7.- El amor de cualquier discípulo de Jesús debe ser diferente al que cualquier hijo de vecino honrado, pero desconocedor de su mensaje, desposeído de su Gracia, no lo olvidéis, mis queridos jóvenes lectores… Se dará cuenta la gente de que sois cristianos en eso, en la manera de amaros. Si os queréis como cualquiera, estaréis frustrando al Señor, que a vosotros os llama amigos, que fue miembro de Familia Santa, que acudió a una boda para enriquecerla, que dejó indicado que el amor matrimonial es signo indeleble del que Él siente por su Iglesia, del que el Padre vive respecto a su Hijo.

Se acerca Pentecostés. Empezad a incrementar el deseo de recibir la asistencia personal del Espíritu Santo para conseguir ser fieles a lo que confía el Maestro que seáis.

8.- Cambio de tercio.
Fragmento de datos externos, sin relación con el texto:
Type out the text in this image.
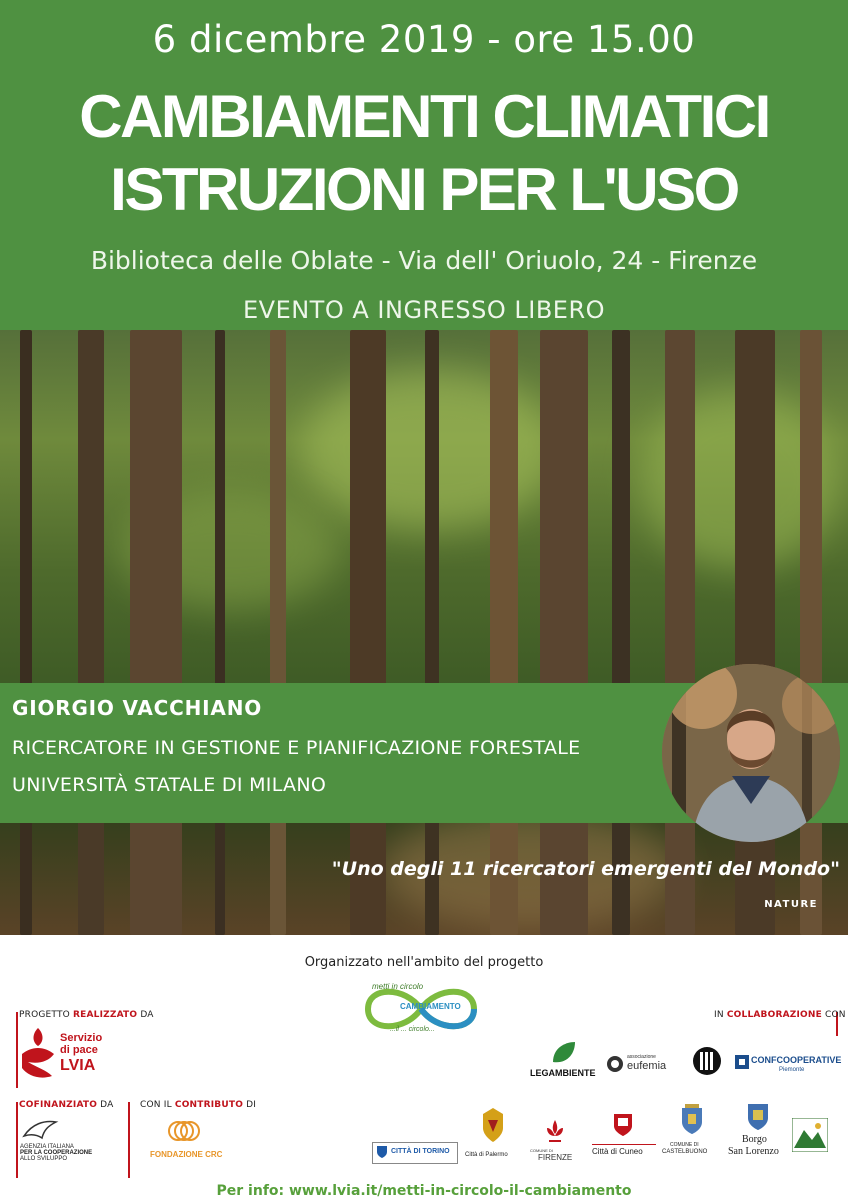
6 dicembre 2019 - ore 15.00
CAMBIAMENTI CLIMATICI
ISTRUZIONI PER L'USO
Biblioteca delle Oblate - Via dell' Oriuolo, 24 - Firenze
EVENTO A INGRESSO LIBERO
GIORGIO VACCHIANO
RICERCATORE IN GESTIONE E PIANIFICAZIONE FORESTALE
UNIVERSITÀ STATALE DI MILANO
"Uno degli 11 ricercatori emergenti del Mondo"
NATURE
Organizzato nell'ambito del progetto
metti in circolo
CAMBIAMENTO
...il ... circolo...
PROGETTO REALIZZATO DA
Servizio
di pace
LVIA
COFINANZIATO DA
AGENZIA ITALIANA
PER LA COOPERAZIONE
ALLO SVILUPPO
CON IL CONTRIBUTO DI
FONDAZIONE CRC
IN COLLABORAZIONE CON
LEGAMBIENTE
associazione
eufemia	CONFCOOPERATIVE
Piemonte
CITTÀ DI TORINO	Città di Palermo
COMUNE DI
FIRENZE
Città di Cuneo
COMUNE DI
CASTELBUONO
Borgo
San Lorenzo
Per info: www.lvia.it/metti-in-circolo-il-cambiamento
La vida humana para el que quiere que lo sea en plenitud y no un simple paso entretenido por la tierra, es una aventura apasionante. O tiene oportunidad de serlo. La de Pablo, sin duda, lo fue. Sus andanzas, sus vivencias, las gozaron a lo grande. Van de uno a otro lado, pero no como una mariposa, que se posa en una flor, la abandona enseguida, se va a otra, y nada deja, o, en todo caso, de todas ellas se lleva algo. Pablo y Bernabé se encuentran con los del lugar en que se han detenido. Encomiendan responsabilidades. Confían. Noble y arriesgado proceder.

9.- A la vuelta comparten experiencias. Proclaman lo que Dios ha hecho sirviéndose de sus capacidades. El que se limita a vivir y, si algo importante logra hacer, con la ayuda de Dios, piensa que eso es cosa exclusivamente suya, que a los demás no les debe importar, que hay que respetar, aceptando, lo que los otros hacen, ese tal, por mucho que le guste la doctrina del Señor, no es un buen discípulo suyo.